Alla piazzola vive con noi una ghiandaia.
Credo faccia l’antropologa, perché ci guarda e prende appunti.
Ieri mattina, sola io e sola lei, siamo state a guardarci per un po’.
A una distanza giusta, quella che la natura mette fra uomini e animali del bosco: quella scelta da questi ultimi.
Ma abbastanza vicine per capirci.
Entrambe bipedi, solo una delle due in grado di volare.
Penne e piume lei, strani vestiti e un elastico in testa io.
Lei più colorata di me, se il nero fra gli umani sfina, fra gli uccelli fa un po’ troppo merlo.
Pareva interessata all’assurda livrea del tavolo da pranzo, aggraziato da una tovaglia rossa a pallini che in una pineta tende a dare nell’occhio.
Chissà cosa pensa delle strane nidificazioni temporanee di noi umani… quando a giugno fioriscono tende colorate, cinguettano piccoli d’uomo così simili ai suoi: implumi e chiassosi, e intorno, su un filo teso fanno mostra di sé teli da mare chiassosi e un po’ kitsch.
E chissà cosa pensa delle nostre strane gambe e dei lunghi piedi senza artigli, rivestiti da ciabatte gommose.
A me fa curioso il suo becco.
Lei guarda sardonica il mio naso.
Mi chiedo cosa abbia trovato da mangiare, qui dove anche noi cuciniamo.

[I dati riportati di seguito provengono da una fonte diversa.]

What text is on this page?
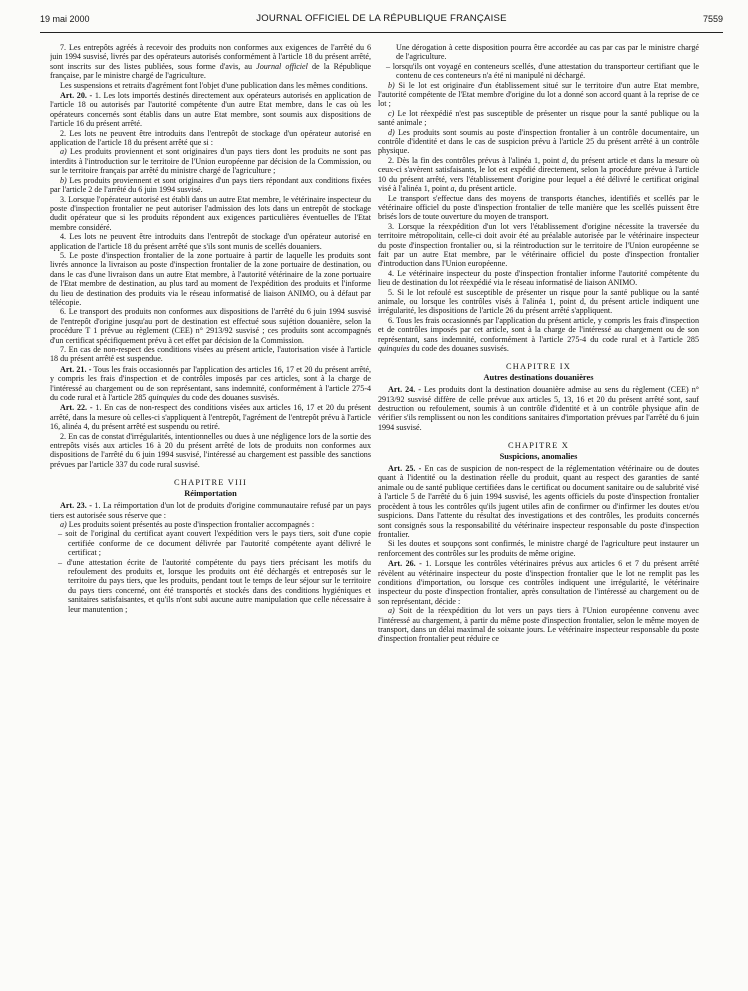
19 mai 2000	JOURNAL OFFICIEL DE LA RÉPUBLIQUE FRANÇAISE	7559

7. Les entrepôts agréés à recevoir des produits non conformes aux exigences de l'arrêté du 6 juin 1994 susvisé, livrés par des opérateurs autorisés conformément à l'article 18 du présent arrêté, sont inscrits sur des listes publiées, sous forme d'avis, au Journal officiel de la République française, par le ministre chargé de l'agriculture.

Les suspensions et retraits d'agrément font l'objet d'une publication dans les mêmes conditions.

Art. 20. - 1. Les lots importés destinés directement aux opérateurs autorisés en application de l'article 18 ou autorisés par l'autorité compétente d'un autre Etat membre, dans le cas où les opérateurs concernés sont établis dans un autre Etat membre, sont soumis aux dispositions de l'article 16 du présent arrêté.

2. Les lots ne peuvent être introduits dans l'entrepôt de stockage d'un opérateur autorisé en application de l'article 18 du présent arrêté que si :

a) Les produits proviennent et sont originaires d'un pays tiers dont les produits ne sont pas interdits à l'introduction sur le territoire de l'Union européenne par décision de la Commission, ou sur le territoire français par arrêté du ministre chargé de l'agriculture ;

b) Les produits proviennent et sont originaires d'un pays tiers répondant aux conditions fixées par l'article 2 de l'arrêté du 6 juin 1994 susvisé.

3. Lorsque l'opérateur autorisé est établi dans un autre Etat membre, le vétérinaire inspecteur du poste d'inspection frontalier ne peut autoriser l'admission des lots dans un entrepôt de stockage dudit opérateur que si les produits répondent aux exigences particulières éventuelles de l'Etat membre considéré.

4. Les lots ne peuvent être introduits dans l'entrepôt de stockage d'un opérateur autorisé en application de l'article 18 du présent arrêté que s'ils sont munis de scellés douaniers.

5. Le poste d'inspection frontalier de la zone portuaire à partir de laquelle les produits sont livrés annonce la livraison au poste d'inspection frontalier de la zone portuaire de destination, ou dans le cas d'une livraison dans un autre Etat membre, à l'autorité vétérinaire de la zone portuaire de l'Etat membre de destination, au plus tard au moment de l'expédition des produits et l'informe du lieu de destination des produits via le réseau informatisé de liaison ANIMO, ou à défaut par télécopie.

6. Le transport des produits non conformes aux dispositions de l'arrêté du 6 juin 1994 susvisé de l'entrepôt d'origine jusqu'au port de destination est effectué sous sujétion douanière, selon la procédure T 1 prévue au règlement (CEE) n° 2913/92 susvisé ; ces produits sont accompagnés d'un certificat spécifiquement prévu à cet effet par décision de la Commission.

7. En cas de non-respect des conditions visées au présent article, l'autorisation visée à l'article 18 du présent arrêté est suspendue.

Art. 21. - Tous les frais occasionnés par l'application des articles 16, 17 et 20 du présent arrêté, y compris les frais d'inspection et de contrôles imposés par ces articles, sont à la charge de l'intéressé au chargement ou de son représentant, sans indemnité, conformément à l'article 275-4 du code rural et à l'article 285 quinquies du code des douanes susvisés.

Art. 22. - 1. En cas de non-respect des conditions visées aux articles 16, 17 et 20 du présent arrêté, dans la mesure où celles-ci s'appliquent à l'entrepôt, l'agrément de l'entrepôt prévu à l'article 16, alinéa 4, du présent arrêté est suspendu ou retiré.

2. En cas de constat d'irrégularités, intentionnelles ou dues à une négligence lors de la sortie des entrepôts visés aux articles 16 à 20 du présent arrêté de lots de produits non conformes aux dispositions de l'arrêté du 6 juin 1994 susvisé, l'intéressé au chargement est passible des sanctions prévues par l'article 337 du code rural susvisé.

CHAPITRE VIII
Réimportation

Art. 23. - 1. La réimportation d'un lot de produits d'origine communautaire refusé par un pays tiers est autorisée sous réserve que :

a) Les produits soient présentés au poste d'inspection frontalier accompagnés :

– soit de l'original du certificat ayant couvert l'expédition vers le pays tiers, soit d'une copie certifiée conforme de ce document délivrée par l'autorité compétente ayant délivré le certificat ;

– d'une attestation écrite de l'autorité compétente du pays tiers précisant les motifs du refoulement des produits et, lorsque les produits ont été déchargés et entreposés sur le territoire du pays tiers, que les produits, pendant tout le temps de leur séjour sur le territoire du pays tiers concerné, ont été transportés et stockés dans des conditions hygiéniques et sanitaires satisfaisantes, et qu'ils n'ont subi aucune autre manipulation que celle nécessaire à leur manutention ;

Une dérogation à cette disposition pourra être accordée au cas par cas par le ministre chargé de l'agriculture.

– lorsqu'ils ont voyagé en conteneurs scellés, d'une attestation du transporteur certifiant que le contenu de ces conteneurs n'a été ni manipulé ni déchargé.

b) Si le lot est originaire d'un établissement situé sur le territoire d'un autre Etat membre, l'autorité compétente de l'Etat membre d'origine du lot a donné son accord quant à la reprise de ce lot ;

c) Le lot réexpédié n'est pas susceptible de présenter un risque pour la santé publique ou la santé animale ;

d) Les produits sont soumis au poste d'inspection frontalier à un contrôle documentaire, un contrôle d'identité et dans le cas de suspicion prévu à l'article 25 du présent arrêté à un contrôle physique.

2. Dès la fin des contrôles prévus à l'alinéa 1, point d, du présent article et dans la mesure où ceux-ci s'avèrent satisfaisants, le lot est expédié directement, selon la procédure prévue à l'article 10 du présent arrêté, vers l'établissement d'origine pour lequel a été délivré le certificat original visé à l'alinéa 1, point a, du présent article.

Le transport s'effectue dans des moyens de transports étanches, identifiés et scellés par le vétérinaire officiel du poste d'inspection frontalier de telle manière que les scellés puissent être brisés lors de toute ouverture du moyen de transport.

3. Lorsque la réexpédition d'un lot vers l'établissement d'origine nécessite la traversée du territoire métropolitain, celle-ci doit avoir été au préalable autorisée par le vétérinaire inspecteur du poste d'inspection frontalier ou, si la réintroduction sur le territoire de l'Union européenne se fait par un autre Etat membre, par le vétérinaire officiel du poste d'inspection frontalier d'introduction dans l'Union européenne.

4. Le vétérinaire inspecteur du poste d'inspection frontalier informe l'autorité compétente du lieu de destination du lot réexpédié via le réseau informatisé de liaison ANIMO.

5. Si le lot refoulé est susceptible de présenter un risque pour la santé publique ou la santé animale, ou lorsque les contrôles visés à l'alinéa 1, point d, du présent article indiquent une irrégularité, les dispositions de l'article 26 du présent arrêté s'appliquent.

6. Tous les frais occasionnés par l'application du présent article, y compris les frais d'inspection et de contrôles imposés par cet article, sont à la charge de l'intéressé au chargement ou de son représentant, sans indemnité, conformément à l'article 275-4 du code rural et à l'article 285 quinquies du code des douanes susvisés.

CHAPITRE IX
Autres destinations douanières

Art. 24. - Les produits dont la destination douanière admise au sens du règlement (CEE) n° 2913/92 susvisé diffère de celle prévue aux articles 5, 13, 16 et 20 du présent arrêté sont, sauf destruction ou refoulement, soumis à un contrôle d'identité et à un contrôle physique afin de vérifier s'ils remplissent ou non les conditions sanitaires d'importation prévues par l'arrêté du 6 juin 1994 susvisé.

CHAPITRE X
Suspicions, anomalies

Art. 25. - En cas de suspicion de non-respect de la réglementation vétérinaire ou de doutes quant à l'identité ou la destination réelle du produit, quant au respect des garanties de santé animale ou de santé publique certifiées dans le certificat ou document sanitaire ou de salubrité visé à l'article 5 de l'arrêté du 6 juin 1994 susvisé, les agents officiels du poste d'inspection frontalier procèdent à tous les contrôles qu'ils jugent utiles afin de confirmer ou d'infirmer les doutes et/ou suspicions. Dans l'attente du résultat des investigations et des contrôles, les produits concernés sont consignés sous la responsabilité du vétérinaire inspecteur responsable du poste d'inspection frontalier.

Si les doutes et soupçons sont confirmés, le ministre chargé de l'agriculture peut instaurer un renforcement des contrôles sur les produits de même origine.

Art. 26. - 1. Lorsque les contrôles vétérinaires prévus aux articles 6 et 7 du présent arrêté révèlent au vétérinaire inspecteur du poste d'inspection frontalier que le lot ne remplit pas les conditions d'importation, ou lorsque ces contrôles indiquent une irrégularité, le vétérinaire inspecteur du poste d'inspection frontalier, après consultation de l'intéressé au chargement ou de son représentant, décide :

a) Soit de la réexpédition du lot vers un pays tiers à l'Union européenne convenu avec l'intéressé au chargement, à partir du même poste d'inspection frontalier, selon le même moyen de transport, dans un délai maximal de soixante jours. Le vétérinaire inspecteur responsable du poste d'inspection frontalier peut réduire ce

Lei si chiederà dove troviamo lo stomaco per mangiare cose calde e bollite in acqua salata.
Piano piano il campeggio si anima, i rumori si avvicinano, entrambe temiamo di essere scoperte, vola via, passando radente sopra di me, il mio cuore la immagina sorridendo, il suo è libero, potente e leggero come è il cuore degli uccelli.